Tell us about Intimate Evolution.
It’s a triplet but they live independently. Their connection is more about genetics. Rock Stone 198 Red is stone, it’s the more known typology of my work. It’s starting to be bigger. It’s a little over man size, so it looks at us instead of us looking at it. It has its power, its volume. It relates to totems, to the minerals, but in an extraordinary size. It’s a non-perfected geometry, which gives it its own perfection and its identity. Like humans: we’re all different, but when we go to the toilet, we all go to the same two pictograms.
Then there’s the Crater, this is actually the bone of it, if the Rock Stone would have been distilled. When you distill, you take something away, you get to something which is more concentrated somehow. Here, what happens, it’s distilling, but instead of having 32 facets, you have 90 facets. It’s multiplying and getting better somehow.
It’s like we have one skin, the skin is one piece; if you ripped it, it would more or less come off in one piece, but underneath you have 206 bones.
The third one – the Rock Triple Fusion – is about movement of things that get together and then separate. Getting away from each other, or collapsing, and fusing into each other. It’s like society: people merge and meet, and then they separate. With metal, the moment it fuses, the colours are blue and red.
What’s the significance of the colours you used for these pieces?
Humans decided that blue is cold and red is hot. But a really hot temperature flame is actually blue and not red.

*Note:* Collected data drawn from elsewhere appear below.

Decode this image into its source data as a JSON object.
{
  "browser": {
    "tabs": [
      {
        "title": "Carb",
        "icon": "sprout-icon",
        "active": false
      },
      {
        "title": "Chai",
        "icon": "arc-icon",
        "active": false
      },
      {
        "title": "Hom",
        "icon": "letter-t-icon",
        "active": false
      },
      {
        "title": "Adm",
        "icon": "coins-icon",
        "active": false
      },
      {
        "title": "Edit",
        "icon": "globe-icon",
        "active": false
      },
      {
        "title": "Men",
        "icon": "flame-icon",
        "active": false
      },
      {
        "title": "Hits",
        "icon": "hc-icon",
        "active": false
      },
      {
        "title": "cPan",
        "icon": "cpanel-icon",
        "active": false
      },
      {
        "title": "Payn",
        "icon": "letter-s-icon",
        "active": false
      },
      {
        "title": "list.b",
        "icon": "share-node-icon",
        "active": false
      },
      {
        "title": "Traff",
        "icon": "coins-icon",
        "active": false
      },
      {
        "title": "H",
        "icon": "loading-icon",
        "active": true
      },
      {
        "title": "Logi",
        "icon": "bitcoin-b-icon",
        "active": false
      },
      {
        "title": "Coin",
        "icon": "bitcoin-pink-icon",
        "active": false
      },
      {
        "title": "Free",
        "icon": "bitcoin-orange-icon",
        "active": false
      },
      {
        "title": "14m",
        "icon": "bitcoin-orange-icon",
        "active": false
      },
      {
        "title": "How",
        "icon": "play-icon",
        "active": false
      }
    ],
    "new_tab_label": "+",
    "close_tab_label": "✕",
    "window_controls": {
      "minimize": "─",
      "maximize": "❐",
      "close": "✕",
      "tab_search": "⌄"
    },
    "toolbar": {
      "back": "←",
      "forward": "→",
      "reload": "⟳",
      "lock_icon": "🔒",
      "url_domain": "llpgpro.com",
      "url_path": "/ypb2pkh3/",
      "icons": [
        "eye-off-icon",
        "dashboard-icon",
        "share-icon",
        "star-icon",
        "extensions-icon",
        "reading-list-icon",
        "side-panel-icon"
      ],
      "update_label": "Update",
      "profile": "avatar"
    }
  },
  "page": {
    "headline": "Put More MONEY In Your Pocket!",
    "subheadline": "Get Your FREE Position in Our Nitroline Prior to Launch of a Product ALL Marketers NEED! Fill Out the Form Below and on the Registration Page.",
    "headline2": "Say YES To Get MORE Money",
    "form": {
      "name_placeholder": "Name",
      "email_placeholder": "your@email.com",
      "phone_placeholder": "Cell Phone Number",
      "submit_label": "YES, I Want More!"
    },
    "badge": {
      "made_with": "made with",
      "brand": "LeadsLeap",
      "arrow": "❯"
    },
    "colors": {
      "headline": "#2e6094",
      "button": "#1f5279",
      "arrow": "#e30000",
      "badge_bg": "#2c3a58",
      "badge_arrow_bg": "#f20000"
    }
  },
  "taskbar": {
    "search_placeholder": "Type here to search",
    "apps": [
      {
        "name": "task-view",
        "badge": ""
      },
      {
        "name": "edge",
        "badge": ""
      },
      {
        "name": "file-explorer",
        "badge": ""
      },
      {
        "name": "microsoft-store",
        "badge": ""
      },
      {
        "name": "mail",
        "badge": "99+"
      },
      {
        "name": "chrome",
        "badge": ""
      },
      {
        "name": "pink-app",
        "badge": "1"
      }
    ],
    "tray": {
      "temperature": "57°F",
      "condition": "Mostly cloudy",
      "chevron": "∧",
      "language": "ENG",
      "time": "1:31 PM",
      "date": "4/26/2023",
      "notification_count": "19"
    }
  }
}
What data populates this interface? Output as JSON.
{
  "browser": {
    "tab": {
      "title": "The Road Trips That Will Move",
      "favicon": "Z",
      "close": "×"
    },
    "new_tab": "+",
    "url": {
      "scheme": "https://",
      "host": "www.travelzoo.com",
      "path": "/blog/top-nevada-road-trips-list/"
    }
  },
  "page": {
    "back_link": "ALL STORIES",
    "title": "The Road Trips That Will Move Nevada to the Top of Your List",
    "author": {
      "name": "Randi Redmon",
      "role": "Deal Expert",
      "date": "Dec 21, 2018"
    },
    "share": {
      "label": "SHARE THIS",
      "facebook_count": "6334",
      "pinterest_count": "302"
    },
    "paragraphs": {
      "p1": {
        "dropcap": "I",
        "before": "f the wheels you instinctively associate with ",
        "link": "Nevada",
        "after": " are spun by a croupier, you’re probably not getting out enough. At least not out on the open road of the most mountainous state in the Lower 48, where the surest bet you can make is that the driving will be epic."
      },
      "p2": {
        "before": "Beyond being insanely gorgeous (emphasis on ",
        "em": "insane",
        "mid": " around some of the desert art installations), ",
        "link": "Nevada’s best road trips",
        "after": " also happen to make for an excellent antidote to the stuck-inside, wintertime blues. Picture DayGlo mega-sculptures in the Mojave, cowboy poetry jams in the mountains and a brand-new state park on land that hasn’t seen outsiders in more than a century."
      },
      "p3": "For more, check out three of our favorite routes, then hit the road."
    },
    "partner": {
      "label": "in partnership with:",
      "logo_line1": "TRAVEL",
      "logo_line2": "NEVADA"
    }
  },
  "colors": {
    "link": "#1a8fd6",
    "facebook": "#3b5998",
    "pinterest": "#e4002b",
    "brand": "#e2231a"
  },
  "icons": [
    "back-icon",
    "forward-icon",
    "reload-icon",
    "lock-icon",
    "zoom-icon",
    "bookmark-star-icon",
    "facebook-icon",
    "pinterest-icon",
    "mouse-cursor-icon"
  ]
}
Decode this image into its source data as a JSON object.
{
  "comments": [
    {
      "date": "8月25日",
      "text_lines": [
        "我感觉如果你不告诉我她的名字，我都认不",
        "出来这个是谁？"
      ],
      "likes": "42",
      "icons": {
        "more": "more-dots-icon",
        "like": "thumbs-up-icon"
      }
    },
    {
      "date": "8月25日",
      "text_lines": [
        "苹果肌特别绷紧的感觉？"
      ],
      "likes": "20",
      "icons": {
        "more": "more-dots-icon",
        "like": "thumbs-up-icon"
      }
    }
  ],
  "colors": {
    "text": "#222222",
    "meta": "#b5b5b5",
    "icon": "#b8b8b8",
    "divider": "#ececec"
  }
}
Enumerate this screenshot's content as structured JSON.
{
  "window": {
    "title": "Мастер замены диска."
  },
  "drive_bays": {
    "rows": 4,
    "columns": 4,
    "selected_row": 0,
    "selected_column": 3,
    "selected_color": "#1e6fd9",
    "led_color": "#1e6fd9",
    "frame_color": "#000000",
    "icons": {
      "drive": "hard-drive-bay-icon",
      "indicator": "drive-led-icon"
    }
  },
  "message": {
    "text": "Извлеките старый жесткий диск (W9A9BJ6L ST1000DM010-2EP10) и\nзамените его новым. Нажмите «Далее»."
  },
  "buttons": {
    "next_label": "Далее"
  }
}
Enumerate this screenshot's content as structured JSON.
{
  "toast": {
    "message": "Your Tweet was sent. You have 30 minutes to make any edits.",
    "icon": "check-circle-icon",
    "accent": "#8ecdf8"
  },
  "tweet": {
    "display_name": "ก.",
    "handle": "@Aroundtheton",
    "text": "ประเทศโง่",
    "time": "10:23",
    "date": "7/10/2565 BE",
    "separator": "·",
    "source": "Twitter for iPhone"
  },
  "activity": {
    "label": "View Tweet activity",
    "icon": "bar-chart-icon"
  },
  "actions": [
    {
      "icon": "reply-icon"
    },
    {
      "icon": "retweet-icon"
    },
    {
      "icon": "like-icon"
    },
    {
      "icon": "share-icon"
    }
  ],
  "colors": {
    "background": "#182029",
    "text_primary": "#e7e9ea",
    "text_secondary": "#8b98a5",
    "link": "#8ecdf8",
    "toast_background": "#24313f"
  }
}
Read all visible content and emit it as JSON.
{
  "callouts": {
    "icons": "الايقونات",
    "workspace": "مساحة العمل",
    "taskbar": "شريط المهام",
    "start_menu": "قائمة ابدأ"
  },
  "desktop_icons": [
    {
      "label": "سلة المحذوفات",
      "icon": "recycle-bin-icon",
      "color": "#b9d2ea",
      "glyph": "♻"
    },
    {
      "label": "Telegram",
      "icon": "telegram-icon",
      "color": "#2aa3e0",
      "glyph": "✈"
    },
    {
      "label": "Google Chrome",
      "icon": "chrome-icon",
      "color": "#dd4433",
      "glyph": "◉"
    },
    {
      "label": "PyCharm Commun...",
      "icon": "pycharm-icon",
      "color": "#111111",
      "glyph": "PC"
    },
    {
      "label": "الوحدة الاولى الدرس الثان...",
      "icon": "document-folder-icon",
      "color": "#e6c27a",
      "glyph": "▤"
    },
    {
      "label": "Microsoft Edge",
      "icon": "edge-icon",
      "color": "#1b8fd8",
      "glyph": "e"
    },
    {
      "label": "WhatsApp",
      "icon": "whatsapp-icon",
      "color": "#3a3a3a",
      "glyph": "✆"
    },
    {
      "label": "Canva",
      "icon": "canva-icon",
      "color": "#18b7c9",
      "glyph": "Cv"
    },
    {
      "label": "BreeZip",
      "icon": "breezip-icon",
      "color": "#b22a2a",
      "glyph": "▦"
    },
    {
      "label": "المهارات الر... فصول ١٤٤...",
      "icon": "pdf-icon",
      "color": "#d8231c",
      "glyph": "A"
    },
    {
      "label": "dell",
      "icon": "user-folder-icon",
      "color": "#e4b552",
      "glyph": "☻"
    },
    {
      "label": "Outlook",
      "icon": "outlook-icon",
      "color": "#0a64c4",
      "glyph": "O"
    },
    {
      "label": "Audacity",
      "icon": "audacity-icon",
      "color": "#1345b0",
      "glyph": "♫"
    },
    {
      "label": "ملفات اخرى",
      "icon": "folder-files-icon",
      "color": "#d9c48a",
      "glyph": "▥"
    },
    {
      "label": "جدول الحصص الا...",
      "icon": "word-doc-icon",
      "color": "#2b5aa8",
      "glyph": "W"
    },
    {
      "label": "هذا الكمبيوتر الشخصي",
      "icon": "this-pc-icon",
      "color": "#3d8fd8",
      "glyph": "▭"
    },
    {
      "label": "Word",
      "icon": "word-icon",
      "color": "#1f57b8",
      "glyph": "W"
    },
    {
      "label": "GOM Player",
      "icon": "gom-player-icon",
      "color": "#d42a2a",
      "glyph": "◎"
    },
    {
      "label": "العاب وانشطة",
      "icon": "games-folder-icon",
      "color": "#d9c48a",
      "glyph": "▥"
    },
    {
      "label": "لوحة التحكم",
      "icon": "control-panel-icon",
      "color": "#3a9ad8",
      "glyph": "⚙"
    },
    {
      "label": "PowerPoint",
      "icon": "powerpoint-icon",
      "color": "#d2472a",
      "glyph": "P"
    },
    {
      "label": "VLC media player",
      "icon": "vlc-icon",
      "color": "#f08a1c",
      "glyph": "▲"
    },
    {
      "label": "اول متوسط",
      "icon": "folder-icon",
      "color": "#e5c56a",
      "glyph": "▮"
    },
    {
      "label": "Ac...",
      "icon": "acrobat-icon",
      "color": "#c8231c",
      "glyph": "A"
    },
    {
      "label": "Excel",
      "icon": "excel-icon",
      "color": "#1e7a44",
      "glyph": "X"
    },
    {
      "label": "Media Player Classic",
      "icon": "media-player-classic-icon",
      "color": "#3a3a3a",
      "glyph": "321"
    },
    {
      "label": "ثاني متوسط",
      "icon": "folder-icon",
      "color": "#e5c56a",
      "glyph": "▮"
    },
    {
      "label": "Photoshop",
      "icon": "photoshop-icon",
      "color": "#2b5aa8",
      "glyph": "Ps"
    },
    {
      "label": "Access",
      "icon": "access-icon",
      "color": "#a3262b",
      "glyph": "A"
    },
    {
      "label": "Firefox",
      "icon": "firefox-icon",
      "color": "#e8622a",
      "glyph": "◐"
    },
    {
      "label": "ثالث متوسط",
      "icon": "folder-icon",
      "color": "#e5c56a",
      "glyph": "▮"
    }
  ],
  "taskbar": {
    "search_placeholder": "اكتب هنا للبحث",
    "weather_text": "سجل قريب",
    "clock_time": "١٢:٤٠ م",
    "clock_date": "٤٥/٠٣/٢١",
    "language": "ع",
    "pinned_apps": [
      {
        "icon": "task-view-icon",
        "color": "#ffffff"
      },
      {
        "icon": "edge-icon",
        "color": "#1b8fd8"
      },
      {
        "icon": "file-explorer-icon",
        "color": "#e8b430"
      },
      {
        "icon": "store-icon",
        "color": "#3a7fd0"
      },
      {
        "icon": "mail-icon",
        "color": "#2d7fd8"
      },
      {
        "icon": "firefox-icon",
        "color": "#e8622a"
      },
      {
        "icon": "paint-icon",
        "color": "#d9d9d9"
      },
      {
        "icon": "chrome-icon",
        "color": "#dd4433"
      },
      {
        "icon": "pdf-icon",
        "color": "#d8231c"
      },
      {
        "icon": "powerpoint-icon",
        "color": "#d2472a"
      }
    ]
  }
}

BHP Billiton, you know how it was born? This guy Billiton was flying, and at the time there was no navigation. At that point they would use landmarks to navigate. He was thinking, “So I follow the river and at the red mountain you go left – wait, the mountain is red?” He was very smart and he knew red meant rust, rust meant metal, metal meant money. He got the license to dig forever. His grandson is still getting something like AU$40,000 a week in royalties from that one contract.
I hate what they do, but I respect the fact that he was on it. It’s connected things in such a way that we think of red and we think of power.
What relevance does biomimicry have to your work?
Biomimicry in architecture, for example, is referred into learning from existing structures, like the butterfly wing or the leaf. In my case, biomimicry is about analysing a situation and injecting at that moment one gene: my gene. If you introduce a new gene into a double helix genetic structure, then you get something new. It makes you ask, does it stand or does it not? Is it in balance or is it not balance?
If you look at Rock Triple Fusion, you can really see a human figure. It was not done intentionally, but it was the first time that my work had a figurative nuance to it. It was exciting for me, because I always wanted that. The figurative side of it is silent. When you discover it, you can start seeing it. It’s actually made by the reflection of what’s around it.
How did you find Art Basel in Hong Kong this year?
This specific year, you saw less of the expected works. You saw more diversity and new artists.
It’s a risk in the art industry that you keep on seeing the same thing. You see the same work in a gallery and then in the museum next door, then you fly to New Zealand and you see work by the same artist. You say what is this, are there only five artists in the world? Design is the same, by the way. Architecture is better, because it’s a lot more diverse.